My impression is that sticking normalization on all decodes could be pretty slow, however if we only need to normalize *when something gets expanded* it could be made relatively efficient... In theory we could optimize by only applying normalization on the individual bits that are expanded -- but we also need the preceding char(s) to deal with combining characters, which doesn't play nicely with the way it's currently implemented (preg_replace callbacks on individual char reference sequences). The ASCII breakdowns in the normalizer mean that an unoptimized call would still look relatively efficient for English, but could be *enormously* slow for non-Latin languages, especially Korean. (Korean is extra pain because every hangul character has to be unpacked into jamo and repacked.) Adding Unicode tracking bug 3969.

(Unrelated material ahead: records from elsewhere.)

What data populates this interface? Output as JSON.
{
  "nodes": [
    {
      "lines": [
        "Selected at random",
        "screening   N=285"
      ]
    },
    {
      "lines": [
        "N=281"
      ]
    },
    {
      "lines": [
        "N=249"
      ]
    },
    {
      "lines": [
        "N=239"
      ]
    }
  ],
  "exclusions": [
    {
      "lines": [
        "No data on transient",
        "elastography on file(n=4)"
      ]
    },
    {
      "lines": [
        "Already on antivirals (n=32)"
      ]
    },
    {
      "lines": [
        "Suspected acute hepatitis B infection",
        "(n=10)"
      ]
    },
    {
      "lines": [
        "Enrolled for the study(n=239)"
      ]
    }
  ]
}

Doesn't the normalizer fall back to php_normal.so if available? If that's acceptably fast, then as a quick fix, decodeCharReferences() could do normalization if that's available and not otherwise. (Does Wikimedia use that? It's mentioned in includes/normal/README.)
*** Bug 19451 has been marked as a duplicate of this bug. ***
&'s in links are incredibly rare (838/11370705 on enwiktionary, 248/7144150 on kowiktionary - approximately 0.005%) - a naive count which includes anything in a [[ ]], i.e. categories, images and interwikis, while excluding anything that a template might add. I have thus implemented (r64283) the only normalize *when something gets expanded* option from brion above, it is possible that additional checks could be added, but it seems likely they would slow down the 99.99% of cases where no expansion is needed.